Historically, racism has been woven into the societal structure with darker skin intentionally being linked to lack of access and privilege; this shows how black people lack the power to oppress white people. Though skin color starts the conversation of race, there are many more layers to explore before being labeled a racist. To be racist requires participation in the systems that preserve white privilege/ policies such as education and voting rights. Blum explained the two distinct versions of institutional racism: intentional policies and practices, such as intentionally giving blacks lower scores than whites on voting literacy tests; and functionality, such as a school staff who lowers expectations for black and Latino children as a result of seeing them racially inferior.
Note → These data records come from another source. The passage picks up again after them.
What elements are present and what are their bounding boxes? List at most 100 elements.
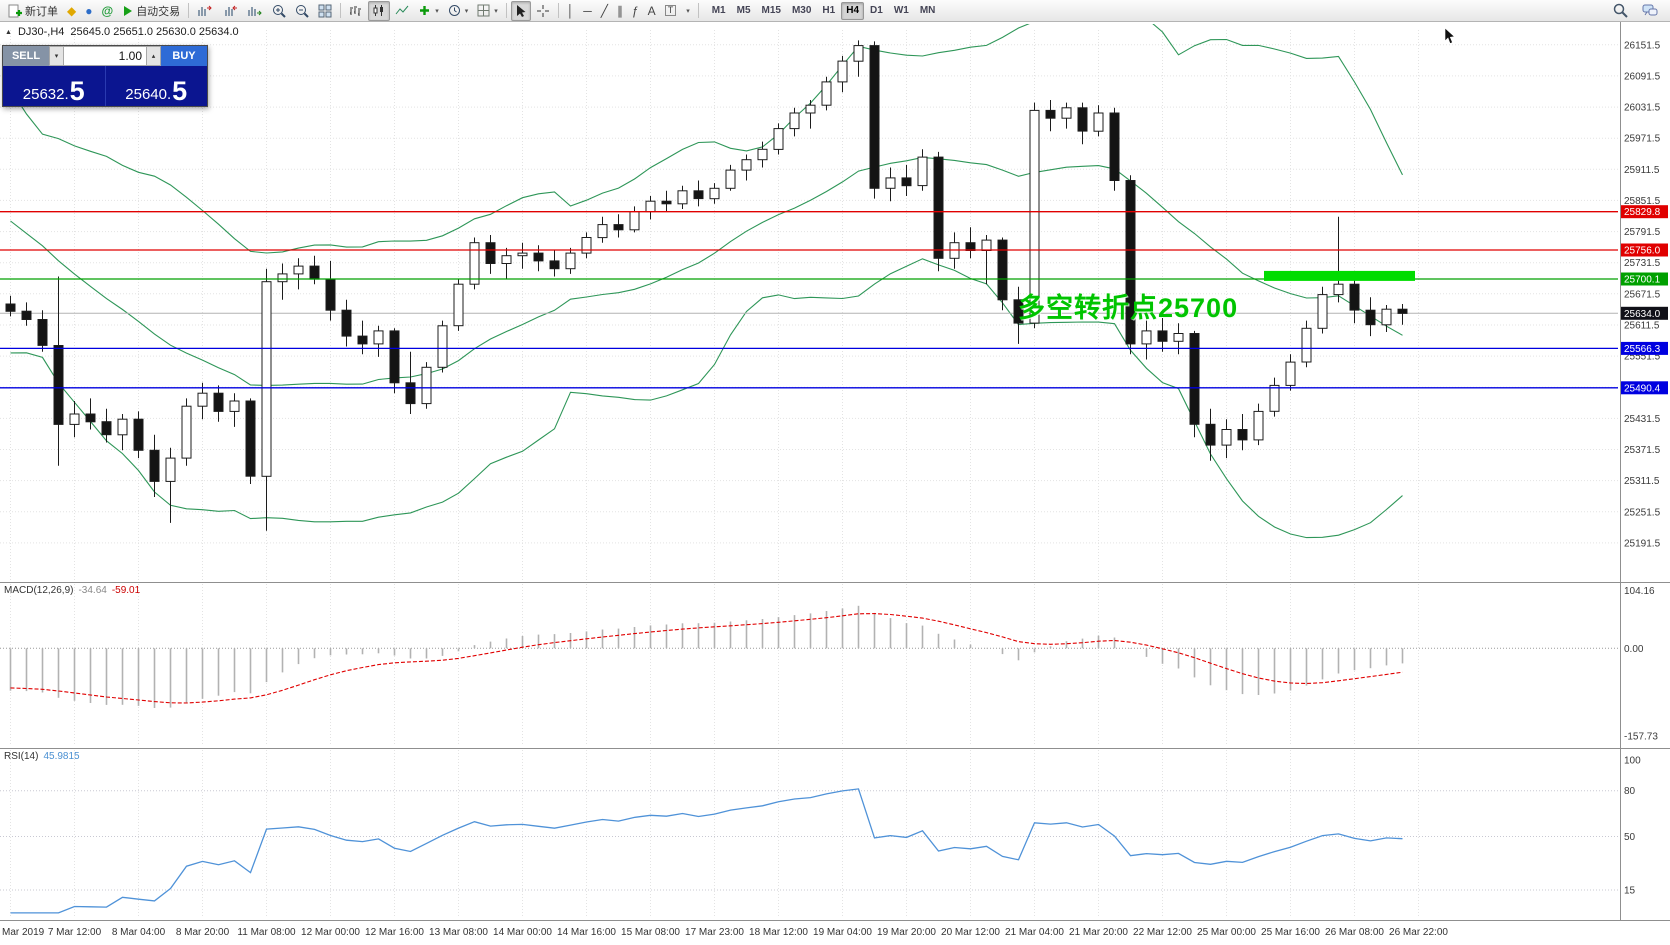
svg-text:8 Mar 04:00: 8 Mar 04:00 — [112, 927, 166, 938]
svg-text:25611.5: 25611.5 — [1624, 321, 1660, 332]
toolbar-separator — [340, 3, 342, 18]
panel-separators[interactable] — [0, 22, 1670, 921]
channel-tool-button[interactable]: ∥ — [613, 1, 627, 21]
text-tool-button[interactable]: A — [644, 1, 660, 21]
chart-bars-button[interactable] — [345, 1, 367, 21]
zoom-out-button[interactable] — [291, 1, 313, 21]
svg-text:50: 50 — [1624, 832, 1636, 843]
periods-button[interactable]: ▾ — [444, 1, 473, 21]
svg-text:25791.5: 25791.5 — [1624, 227, 1661, 238]
chevron-down-icon: ▾ — [464, 7, 469, 15]
cursor-icon — [516, 4, 526, 17]
candlesticks — [5, 40, 1408, 531]
svg-text:80: 80 — [1624, 786, 1636, 797]
terminal-icon: @ — [101, 3, 114, 18]
shapes-tool-button[interactable]: ▾ — [681, 1, 694, 21]
templates-button[interactable]: ▾ — [473, 1, 502, 21]
price-axis[interactable]: 26151.5 26091.5 26031.5 25971.5 25911.5 25851… — [1624, 40, 1661, 549]
chart-annotation-text[interactable]: 多空转折点25700 — [1018, 293, 1239, 323]
timeframe-mn-button[interactable]: MN — [919, 5, 936, 16]
auto-trading-label: 自动交易 — [136, 5, 181, 18]
trade-panel-prices: 25632. 5 25640. 5 — [3, 66, 207, 106]
chart-shift-button[interactable] — [218, 1, 242, 21]
svg-text:25551.5: 25551.5 — [1624, 352, 1661, 363]
chat-button[interactable] — [1638, 1, 1662, 21]
rsi-line — [10, 788, 1403, 914]
sell-price-pips: 5 — [69, 76, 85, 106]
svg-text:18 Mar 12:00: 18 Mar 12:00 — [749, 927, 808, 938]
buy-button[interactable]: BUY — [161, 46, 207, 66]
cursor-button[interactable] — [510, 0, 531, 21]
timeframe-m30-button[interactable]: M30 — [791, 5, 812, 16]
time-axis[interactable]: Mar 2019 7 Mar 12:00 8 Mar 04:00 8 Mar 20:0… — [2, 927, 1448, 938]
timeframe-d1-button[interactable]: D1 — [870, 5, 883, 16]
svg-text:17 Mar 23:00: 17 Mar 23:00 — [685, 927, 744, 938]
new-order-button[interactable]: 新订单 — [4, 1, 62, 21]
highlight-zone[interactable] — [1264, 270, 1415, 281]
timeframe-m15-button[interactable]: M15 — [761, 5, 781, 16]
indicators-button[interactable]: ▾ — [414, 1, 443, 21]
one-click-trading-panel: SELL ▾ ▴ BUY 25632. 5 25640. 5 — [2, 45, 208, 107]
svg-text:0.00: 0.00 — [1624, 644, 1644, 655]
chart-step-button[interactable] — [243, 1, 267, 21]
label-tool-button[interactable]: T — [661, 1, 681, 21]
buy-price-button[interactable]: 25640. 5 — [106, 66, 208, 106]
chart-candles-button[interactable] — [368, 0, 391, 21]
navigator-button[interactable]: ● — [81, 1, 96, 21]
new-order-label: 新订单 — [25, 5, 58, 18]
svg-text:25756.0: 25756.0 — [1624, 246, 1661, 257]
chart-line-button[interactable] — [391, 1, 413, 21]
search-button[interactable] — [1609, 1, 1632, 21]
svg-text:22 Mar 12:00: 22 Mar 12:00 — [1133, 927, 1192, 938]
auto-scroll-button[interactable] — [193, 1, 217, 21]
tile-windows-button[interactable] — [314, 1, 336, 21]
sell-price-button[interactable]: 25632. 5 — [3, 66, 106, 106]
timeframe-m5-button[interactable]: M5 — [736, 5, 751, 16]
svg-text:25829.8: 25829.8 — [1624, 207, 1661, 218]
svg-text:15 Mar 08:00: 15 Mar 08:00 — [621, 927, 680, 938]
svg-text:26031.5: 26031.5 — [1624, 103, 1661, 114]
svg-text:25191.5: 25191.5 — [1624, 538, 1661, 549]
horizontal-line-tool-button[interactable]: ─ — [579, 1, 596, 21]
timeframe-h4-button[interactable]: H4 — [841, 1, 865, 20]
trade-panel-top-row: SELL ▾ ▴ BUY — [3, 46, 207, 66]
zoom-in-button[interactable] — [268, 1, 290, 21]
bollinger-bands — [10, 24, 1403, 539]
new-order-icon — [8, 4, 22, 17]
volume-increase-button[interactable]: ▴ — [146, 46, 161, 66]
svg-text:20 Mar 12:00: 20 Mar 12:00 — [941, 927, 1000, 938]
trendline-icon: ╱ — [600, 3, 608, 18]
fibonacci-tool-button[interactable]: ƒ — [628, 1, 643, 21]
volume-decrease-button[interactable]: ▾ — [49, 46, 64, 66]
svg-text:Mar 2019: Mar 2019 — [2, 927, 45, 938]
chart-shift-icon — [225, 5, 238, 16]
macd-panel-title: MACD(12,26,9) -34.64 -59.01 — [4, 585, 140, 596]
horizontal-level-lines[interactable] — [0, 211, 1618, 389]
timeframe-w1-button[interactable]: W1 — [893, 5, 909, 16]
terminal-button[interactable]: @ — [97, 1, 117, 21]
trendline-tool-button[interactable]: ╱ — [597, 1, 612, 21]
rsi-axis[interactable]: 100 80 50 15 — [1624, 756, 1641, 897]
chart-canvas[interactable]: 26151.5 26091.5 26031.5 25971.5 25911.5 25851… — [0, 22, 1670, 945]
sell-button[interactable]: SELL — [3, 46, 49, 66]
svg-text:25671.5: 25671.5 — [1624, 289, 1661, 300]
svg-text:25851.5: 25851.5 — [1624, 196, 1661, 207]
main-toolbar: 新订单 ◆ ● @ 自动交易 ▾ ▾ ▾ │ ─ ╱ ∥ ƒ A T ▾ — [0, 0, 1670, 22]
vertical-line-tool-button[interactable]: │ — [563, 1, 579, 21]
timeframe-m1-button[interactable]: M1 — [711, 5, 726, 16]
auto-scroll-icon — [198, 5, 212, 16]
svg-text:8 Mar 20:00: 8 Mar 20:00 — [176, 927, 230, 938]
template-grid-icon — [477, 4, 490, 17]
timeframe-h1-button[interactable]: H1 — [822, 5, 836, 16]
label-icon: T — [664, 5, 677, 16]
svg-text:25251.5: 25251.5 — [1624, 507, 1661, 518]
tile-windows-icon — [318, 4, 332, 17]
volume-input[interactable] — [64, 46, 146, 66]
svg-text:26091.5: 26091.5 — [1624, 71, 1661, 82]
auto-trading-button[interactable]: 自动交易 — [118, 1, 184, 21]
crosshair-button[interactable] — [532, 1, 554, 21]
market-watch-button[interactable]: ◆ — [63, 1, 80, 21]
macd-axis[interactable]: 104.16 0.00 -157.73 — [1624, 586, 1658, 743]
svg-text:26 Mar 08:00: 26 Mar 08:00 — [1325, 927, 1384, 938]
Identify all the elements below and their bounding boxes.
In today’s society, we see the application of racism thriving with white people having more access to loans, wealth building, quality education, police brutality, and lenient sentencing in the criminal justice system. It is also apparent in the handling of the opioid epidemic versus the “War on Drugs” in the ‘80s.  Because the structure of racism is so deeply woven into policy and the very foundation of this country, black people do not have the power, or access, to oppress white people as blacks have been oppressed. The act of a black person hanging their Malcolm X poster is not synonymous to the act of a white person who hangs their Confederate Flag because of the weight behind the action itself. That flag is known for being a symbol of anti-blackness and white superiority. I am aware that all people can be prejudice or hold stereotypes, however it is important to not only understand what the term racist means, but to understand the power and history that is tied to being a racist. The difference is rooted in the application of racism. Is it possible for black people to be racist? Sure, anything is possible, but that would require an entire redo of history and reconditioning of the human psyche.